Embrace individuality. Everyone has something special about them and it’s tapping into that that will give you a lifetime of inner confidence. By embracing who you really are, you’ll forever be on the right track on pursing your own perfection and happiness.
This links to following your gut too. Not your head, or your heart but your gut. There have been so many occasions where I’ve listened to that pit in my stomach about whether to do something - good or bad - and it’s always been the right decision. Also, I learnt recently that there’s so many nerve endings in our gut, meaning the saying ‘gut instinct’ may actually have scientific meaning!
As well as the high points, there must have also been times when things have got really tough, possibly even life threatening. How do you deal with and ultimately overcome these situations?
Preparation is key!
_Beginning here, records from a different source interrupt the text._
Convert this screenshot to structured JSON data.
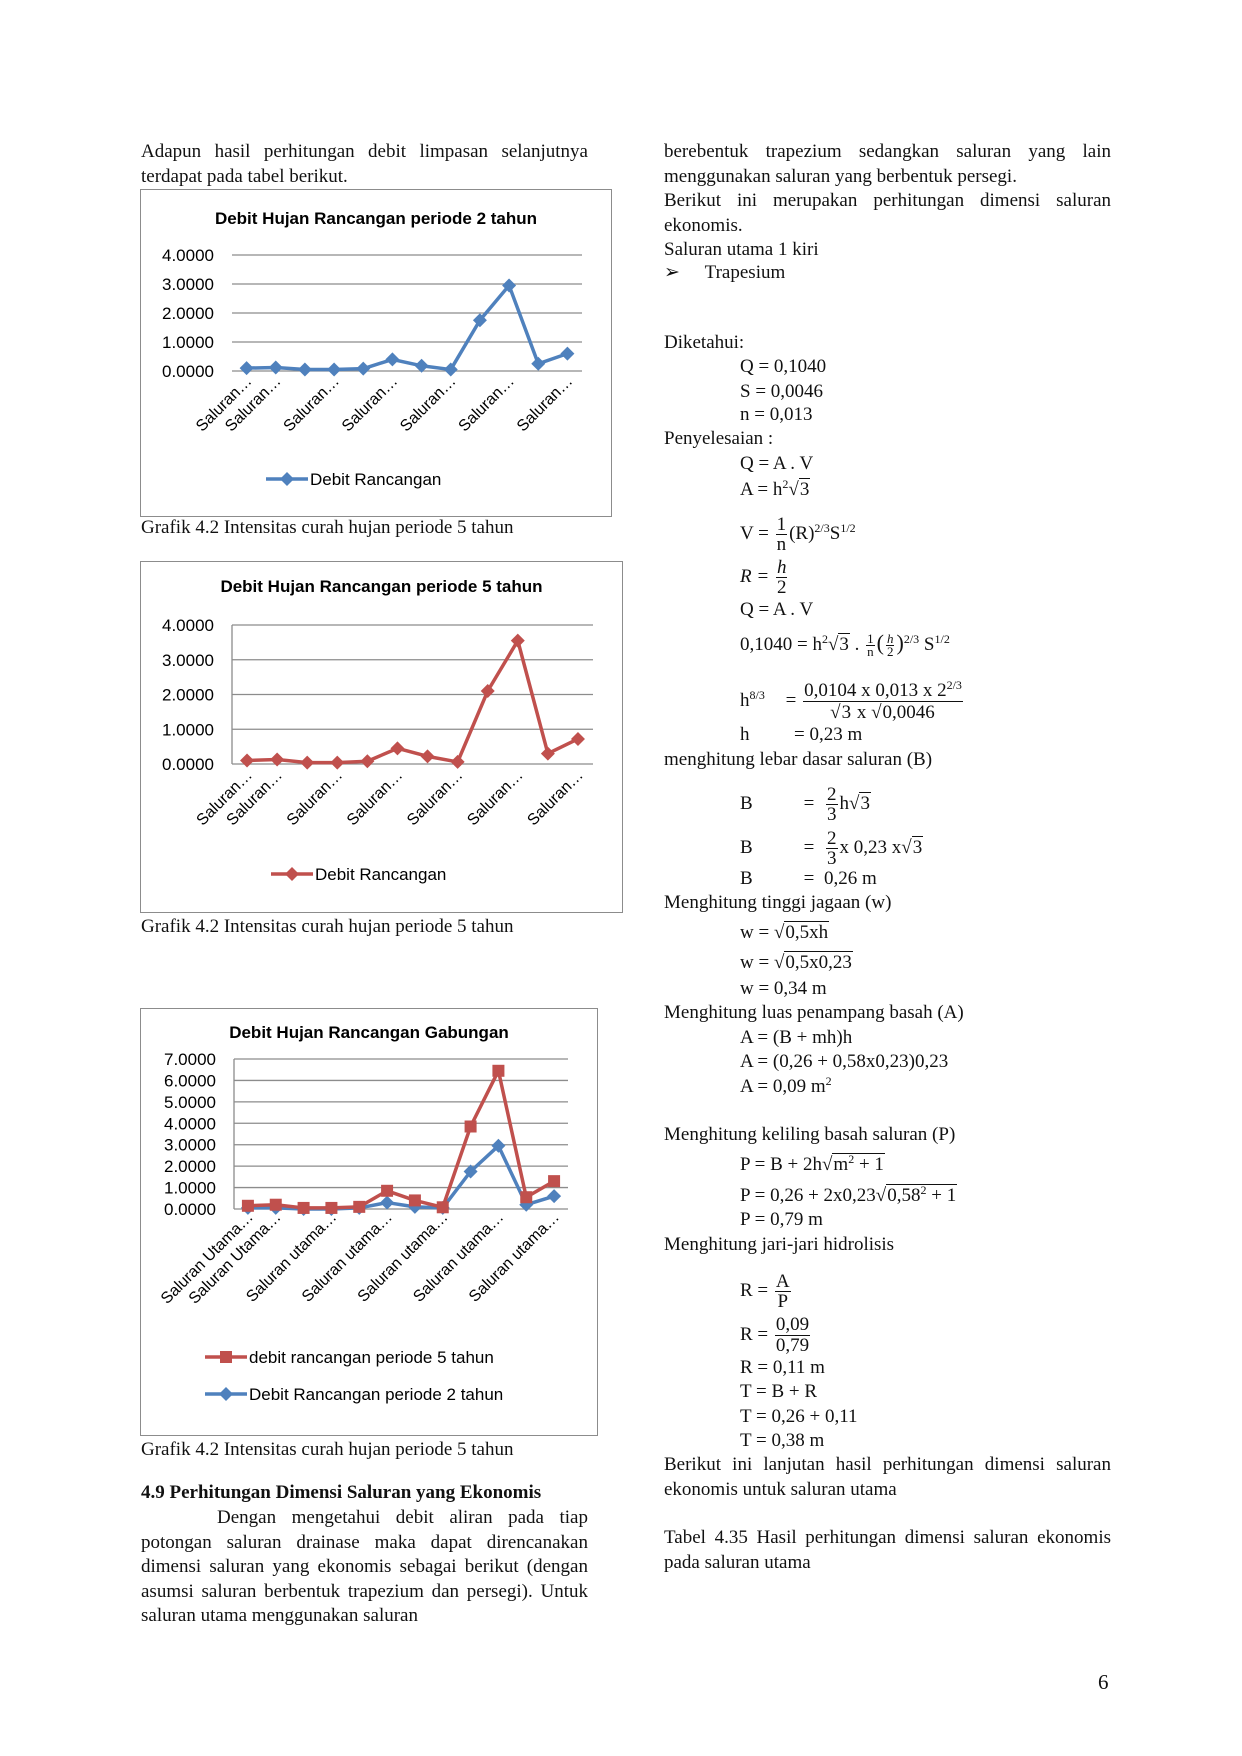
{
  "left": {
    "intro": "Adapun hasil perhitungan debit limpasan selanjutnya terdapat pada tabel berikut.",
    "caption1": "Grafik 4.2 Intensitas curah hujan periode 5 tahun",
    "caption2": "Grafik 4.2 Intensitas curah hujan periode 5 tahun",
    "caption3": "Grafik 4.2 Intensitas curah hujan periode 5 tahun",
    "heading": "4.9 Perhitungan Dimensi Saluran yang Ekonomis",
    "paragraph": "Dengan mengetahui debit aliran pada tiap potongan saluran drainase maka dapat direncanakan dimensi saluran yang ekonomis sebagai berikut (dengan asumsi saluran berbentuk trapezium dan persegi). Untuk saluran utama menggunakan saluran"
  },
  "right": {
    "p1": "berebentuk trapezium sedangkan saluran yang lain menggunakan saluran yang berbentuk persegi.",
    "p2": "Berikut ini merupakan perhitungan dimensi saluran ekonomis.",
    "sub": "Saluran utama 1 kiri",
    "bullet": "➢",
    "shape": "Trapesium",
    "diketahui": "Diketahui:",
    "Q": "Q = 0,1040",
    "S": "S = 0,0046",
    "n": "n = 0,013",
    "penyelesaian": "Penyelesaian :",
    "f1": "Q = A . V",
    "f2a": "A = h",
    "f2b": "2",
    "f2c": "3",
    "f3a": "V = ",
    "f3num": "1",
    "f3den": "n",
    "f3b": "(R)",
    "f3c": "2/3",
    "f3d": "S",
    "f3e": "1/2",
    "f4a": "R = ",
    "f4num": "h",
    "f4den": "2",
    "f5": "Q = A . V",
    "f6a": "0,1040 = h",
    "f6b": "2",
    "f6c": "3",
    "f6d": " . ",
    "f6num": "1",
    "f6den": "n",
    "f6hn": "h",
    "f6hd": "2",
    "f6e": "2/3",
    "f6f": " S",
    "f6g": "1/2",
    "f7a": "h",
    "f7b": "8/3",
    "f7eq": "=",
    "f7num": "0,0104 x 0,013 x 2",
    "f7numsup": "2/3",
    "f7den1": "3",
    "f7den2": " x ",
    "f7den3": "0,0046",
    "f8a": "h",
    "f8b": "= 0,23 m",
    "lebar": "menghitung lebar dasar saluran (B)",
    "b1a": "B",
    "b1eq": "=",
    "b1num": "2",
    "b1den": "3",
    "b1b": "h",
    "b1c": "3",
    "b2a": "B",
    "b2eq": "=",
    "b2num": "2",
    "b2den": "3",
    "b2b": "x 0,23 x",
    "b2c": "3",
    "b3a": "B",
    "b3eq": "=",
    "b3b": "0,26 m",
    "jagaan": "Menghitung tinggi jagaan (w)",
    "w1a": "w = ",
    "w1b": "0,5xh",
    "w2a": "w = ",
    "w2b": "0,5x0,23",
    "w3": "w = 0,34 m",
    "luas": "Menghitung luas penampang basah (A)",
    "a1": "A = (B + mh)h",
    "a2": "A = (0,26 + 0,58x0,23)0,23",
    "a3a": "A = 0,09 m",
    "a3b": "2",
    "keliling": "Menghitung keliling basah saluran (P)",
    "p1a": "P = B + 2h",
    "p1b": "m",
    "p1c": "2",
    "p1d": " + 1",
    "p2a": "P = 0,26 + 2x0,23",
    "p2b": "0,58",
    "p2c": "2",
    "p2d": " + 1",
    "p3": "P = 0,79 m",
    "jari": "Menghitung jari-jari hidrolisis",
    "r1a": "R = ",
    "r1num": "A",
    "r1den": "P",
    "r2a": "R = ",
    "r2num": "0,09",
    "r2den": "0,79",
    "r3": "R = 0,11 m",
    "t1": "T = B + R",
    "t2": "T = 0,26 + 0,11",
    "t3": "T = 0,38 m",
    "lanjutan": "Berikut ini lanjutan hasil perhitungan dimensi saluran ekonomis untuk saluran utama",
    "tabel": "Tabel 4.35 Hasil perhitungan dimensi saluran ekonomis pada saluran utama"
  },
  "page_number": "6",
  "chart_data": [
    {
      "type": "line",
      "title": "Debit Hujan Rancangan periode 2 tahun",
      "x_tick_labels": [
        "Saluran…",
        "Saluran…",
        "Saluran…",
        "Saluran…",
        "Saluran…",
        "Saluran…",
        "Saluran…"
      ],
      "y_ticks": [
        "4.0000",
        "3.0000",
        "2.0000",
        "1.0000",
        "0.0000"
      ],
      "ylim": [
        0,
        4
      ],
      "grid": true,
      "legend": "bottom",
      "series": [
        {
          "name": "Debit Rancangan",
          "color": "#4f81bd",
          "marker": "diamond",
          "values": [
            0.1,
            0.12,
            0.05,
            0.05,
            0.08,
            0.4,
            0.18,
            0.05,
            1.75,
            2.95,
            0.25,
            0.6
          ]
        }
      ]
    },
    {
      "type": "line",
      "title": "Debit Hujan Rancangan periode 5 tahun",
      "x_tick_labels": [
        "Saluran…",
        "Saluran…",
        "Saluran…",
        "Saluran…",
        "Saluran…",
        "Saluran…",
        "Saluran…"
      ],
      "y_ticks": [
        "4.0000",
        "3.0000",
        "2.0000",
        "1.0000",
        "0.0000"
      ],
      "ylim": [
        0,
        4
      ],
      "grid": true,
      "legend": "bottom",
      "series": [
        {
          "name": "Debit Rancangan",
          "color": "#c0504d",
          "marker": "diamond",
          "values": [
            0.1,
            0.13,
            0.04,
            0.04,
            0.08,
            0.45,
            0.22,
            0.06,
            2.1,
            3.55,
            0.3,
            0.72
          ]
        }
      ]
    },
    {
      "type": "line",
      "title": "Debit Hujan Rancangan Gabungan",
      "x_tick_labels": [
        "Saluran Utama…",
        "Saluran Utama…",
        "Saluran utama…",
        "Saluran utama…",
        "Saluran utama…",
        "Saluran utama…",
        "Saluran utama…"
      ],
      "y_ticks": [
        "7.0000",
        "6.0000",
        "5.0000",
        "4.0000",
        "3.0000",
        "2.0000",
        "1.0000",
        "0.0000"
      ],
      "ylim": [
        0,
        7
      ],
      "grid": true,
      "legend": "bottom",
      "series": [
        {
          "name": "Debit Rancangan periode 2 tahun",
          "color": "#4f81bd",
          "marker": "diamond",
          "values": [
            0.05,
            0.05,
            0.0,
            0.0,
            0.05,
            0.3,
            0.1,
            0.05,
            1.75,
            2.95,
            0.2,
            0.6
          ]
        },
        {
          "name": "debit rancangan periode 5 tahun",
          "color": "#c0504d",
          "marker": "square",
          "values": [
            0.15,
            0.2,
            0.05,
            0.05,
            0.1,
            0.85,
            0.4,
            0.08,
            3.85,
            6.45,
            0.55,
            1.3
          ]
        }
      ]
    }
  ]
}
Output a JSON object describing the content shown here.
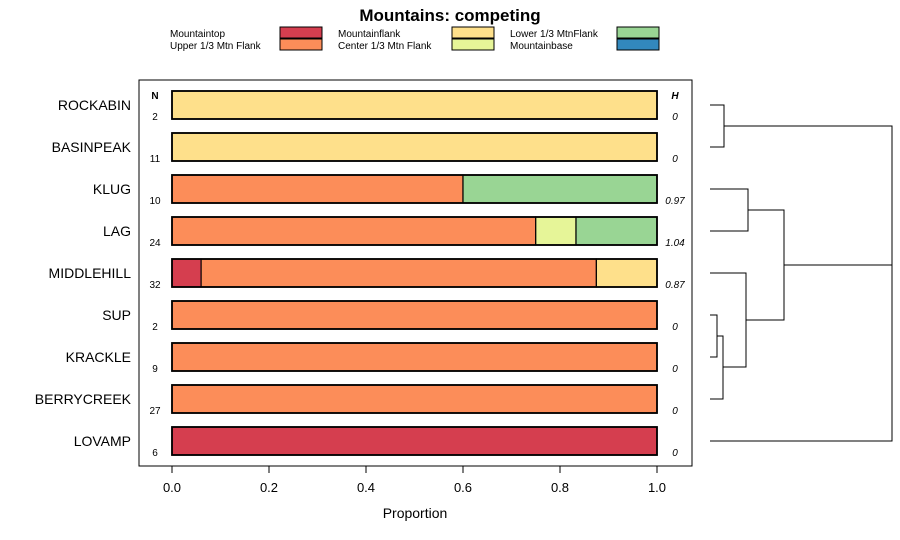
{
  "chart_data": {
    "type": "bar",
    "orientation": "horizontal",
    "stacked": true,
    "title": "Mountains: competing",
    "xlabel": "Proportion",
    "ylabel": "",
    "xlim": [
      0,
      1
    ],
    "xticks": [
      "0.0",
      "0.2",
      "0.4",
      "0.6",
      "0.8",
      "1.0"
    ],
    "xtick_values": [
      0,
      0.2,
      0.4,
      0.6,
      0.8,
      1.0
    ],
    "n_header": "N",
    "h_header": "H",
    "legend": [
      {
        "name": "Mountaintop",
        "color": "#d53e4f"
      },
      {
        "name": "Upper 1/3 Mtn Flank",
        "color": "#fc8d59"
      },
      {
        "name": "Mountainflank",
        "color": "#fee08b"
      },
      {
        "name": "Center 1/3 Mtn Flank",
        "color": "#e6f598"
      },
      {
        "name": "Lower 1/3 MtnFlank",
        "color": "#99d594"
      },
      {
        "name": "Mountainbase",
        "color": "#3288bd"
      }
    ],
    "categories": [
      "ROCKABIN",
      "BASINPEAK",
      "KLUG",
      "LAG",
      "MIDDLEHILL",
      "SUP",
      "KRACKLE",
      "BERRYCREEK",
      "LOVAMP"
    ],
    "n": [
      "2",
      "11",
      "10",
      "24",
      "32",
      "2",
      "9",
      "27",
      "6"
    ],
    "h": [
      "0",
      "0",
      "0.97",
      "1.04",
      "0.87",
      "0",
      "0",
      "0",
      "0"
    ],
    "series": [
      {
        "name": "Mountaintop",
        "values": [
          0,
          0,
          0,
          0,
          0.06,
          0,
          0,
          0,
          1.0
        ]
      },
      {
        "name": "Upper 1/3 Mtn Flank",
        "values": [
          0,
          0,
          0.6,
          0.75,
          0.815,
          1.0,
          1.0,
          1.0,
          0
        ]
      },
      {
        "name": "Mountainflank",
        "values": [
          1.0,
          1.0,
          0,
          0,
          0.125,
          0,
          0,
          0,
          0
        ]
      },
      {
        "name": "Center 1/3 Mtn Flank",
        "values": [
          0,
          0,
          0,
          0.083,
          0,
          0,
          0,
          0,
          0
        ]
      },
      {
        "name": "Lower 1/3 MtnFlank",
        "values": [
          0,
          0,
          0.4,
          0.167,
          0,
          0,
          0,
          0,
          0
        ]
      },
      {
        "name": "Mountainbase",
        "values": [
          0,
          0,
          0,
          0,
          0,
          0,
          0,
          0,
          0
        ]
      }
    ],
    "dendrogram": "hierarchical clustering tree of the nine mountains"
  }
}
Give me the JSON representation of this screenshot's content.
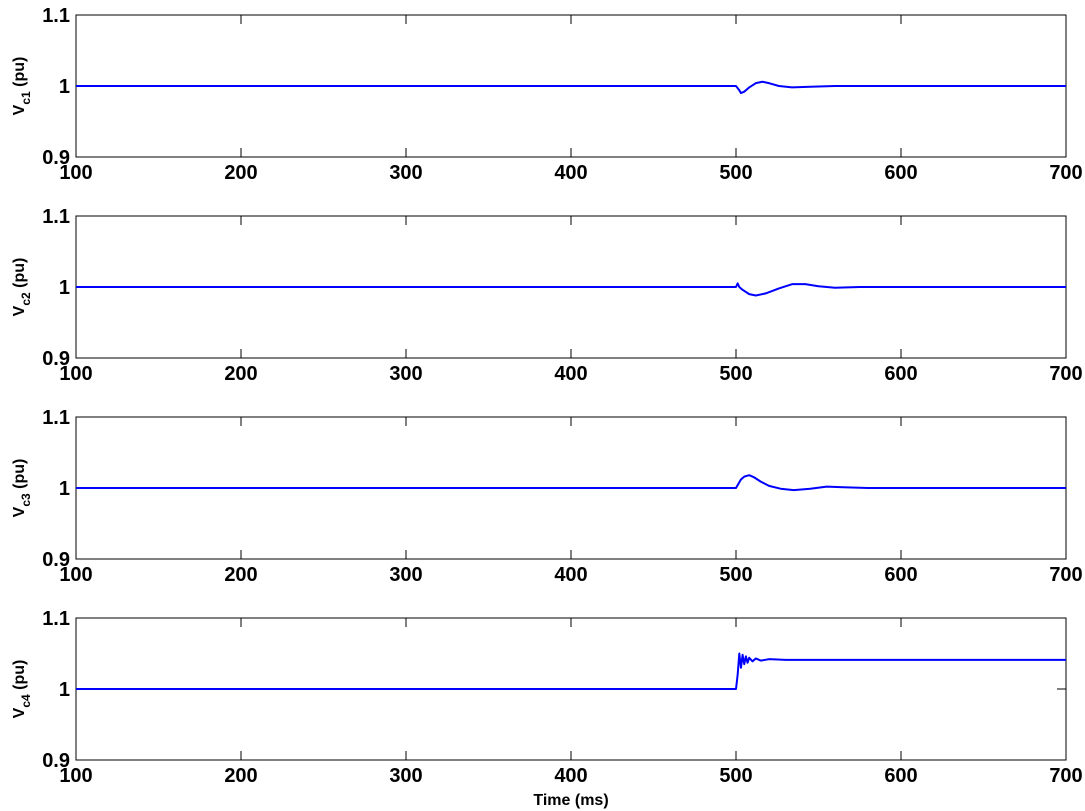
{
  "chart_data": [
    {
      "type": "line",
      "ylabel": {
        "main": "V",
        "sub": "c1",
        "unit": " (pu)"
      },
      "xlabel": "",
      "xlim": [
        100,
        700
      ],
      "ylim": [
        0.9,
        1.1
      ],
      "xticks": [
        "100",
        "200",
        "300",
        "400",
        "500",
        "600",
        "700"
      ],
      "yticks": [
        "0.9",
        "1",
        "1.1"
      ],
      "grid": false,
      "series": [
        {
          "color": "#0000ff",
          "x": [
            100,
            500,
            501,
            502,
            503,
            505,
            508,
            512,
            516,
            520,
            526,
            534,
            545,
            560,
            700
          ],
          "y": [
            1.0,
            1.0,
            0.997,
            0.994,
            0.99,
            0.992,
            0.998,
            1.004,
            1.006,
            1.004,
            1.0,
            0.998,
            0.999,
            1.0,
            1.0
          ]
        }
      ]
    },
    {
      "type": "line",
      "ylabel": {
        "main": "V",
        "sub": "c2",
        "unit": " (pu)"
      },
      "xlabel": "",
      "xlim": [
        100,
        700
      ],
      "ylim": [
        0.9,
        1.1
      ],
      "xticks": [
        "100",
        "200",
        "300",
        "400",
        "500",
        "600",
        "700"
      ],
      "yticks": [
        "0.9",
        "1",
        "1.1"
      ],
      "grid": false,
      "series": [
        {
          "color": "#0000ff",
          "x": [
            100,
            500,
            501,
            502,
            504,
            508,
            512,
            518,
            526,
            534,
            542,
            550,
            560,
            575,
            700
          ],
          "y": [
            1.0,
            1.0,
            1.005,
            1.0,
            0.996,
            0.99,
            0.988,
            0.991,
            0.998,
            1.004,
            1.004,
            1.001,
            0.999,
            1.0,
            1.0
          ]
        }
      ]
    },
    {
      "type": "line",
      "ylabel": {
        "main": "V",
        "sub": "c3",
        "unit": " (pu)"
      },
      "xlabel": "",
      "xlim": [
        100,
        700
      ],
      "ylim": [
        0.9,
        1.1
      ],
      "xticks": [
        "100",
        "200",
        "300",
        "400",
        "500",
        "600",
        "700"
      ],
      "yticks": [
        "0.9",
        "1",
        "1.1"
      ],
      "grid": false,
      "series": [
        {
          "color": "#0000ff",
          "x": [
            100,
            500,
            501,
            503,
            505,
            508,
            511,
            515,
            520,
            527,
            535,
            545,
            555,
            565,
            580,
            700
          ],
          "y": [
            1.0,
            1.0,
            1.004,
            1.012,
            1.016,
            1.018,
            1.015,
            1.009,
            1.003,
            0.999,
            0.997,
            0.999,
            1.002,
            1.001,
            1.0,
            1.0
          ]
        }
      ]
    },
    {
      "type": "line",
      "ylabel": {
        "main": "V",
        "sub": "c4",
        "unit": " (pu)"
      },
      "xlabel": "Time (ms)",
      "xlim": [
        100,
        700
      ],
      "ylim": [
        0.9,
        1.1
      ],
      "xticks": [
        "100",
        "200",
        "300",
        "400",
        "500",
        "600",
        "700"
      ],
      "yticks": [
        "0.9",
        "1",
        "1.1"
      ],
      "grid": false,
      "series": [
        {
          "color": "#0000ff",
          "x": [
            100,
            500,
            501,
            502,
            503,
            504,
            505,
            506,
            507,
            508,
            510,
            512,
            515,
            520,
            530,
            700
          ],
          "y": [
            1.0,
            1.0,
            1.02,
            1.05,
            1.03,
            1.048,
            1.035,
            1.046,
            1.037,
            1.044,
            1.039,
            1.043,
            1.04,
            1.042,
            1.041,
            1.041
          ]
        }
      ]
    }
  ]
}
You must think of how your body and mind will be feeling. What are you going to find difficult and how can you make any possible situations less difficult by preparing for them in the months leading up to a trip?
If things really do go wrong and are out of your control then taking a step back, staying cool and calm and being confident in your decision making allow you to follow things through efficiently. I would say having a place to go to in your head to remind yourself of why you are doing these things is important too.
Your message to the world is ‘Don’t lose your botheredness’. What does this mean?
This basically means that as soon as the phrase ‘I can’t be bothered’ pops into your head, even if you’re just thinking it, then you must do it there and then, whatever it is. On expeditions this is useful to make sure the little things you ‘couldn’t be bothered with’ don’t snowball and cause one massive problem! I now find myself never saying ‘I can’t be bothered!’
Not everyone is out in extreme environments every day, so how can people use your motto in every day life?
This motto can be used in all levels of life. There’s of course the use when you’re trying to achieve a goal. For example, on those cold mornings that you said the night before you would go for a run on. As you lay in bed thinking I can’t be bothered, that’s when you should immediately jump out and put those running shoes on. No thinking, just doing! Or simply with day to day work or domestics; ‘I can’t be bothered to empty that dishwasher’ just means that the next day when you have another job on top of that to do, everything seems a lot worse. Just do it in the first place to avoid that feeling of too much on your shoulders.
You were voted one of Suffolk’s Most Inspirational Women in 2018, and it’s clear that you, your attitude to life and your experiences are something that will continue to inspire many. But who inspires you?
I try to get inspiration from many sources. There are people who I look up to and get energy and motivation from and then there’s thinking about how I’ve coped in those touch times where I get inspiration from my past self.
And finally, what’s next for you? Where is your next adventure taking you and why have you decided upon there?
I’m actually leaving for the Arctic next week. It’s a route I’ve done before however what’s different this time is that I’m taking six people who have little or no Arctic experience. It’s going to be an adventure for me and them, and I can’t wait to show them the Arctic in its most pure form as we ski and camp along the plateau. It will be hard and cold and they will have no choice but to connect with the environment. It’s going to be a great way to show them what they can achieve and hopefully be a positive experience that they can feed off for years to come!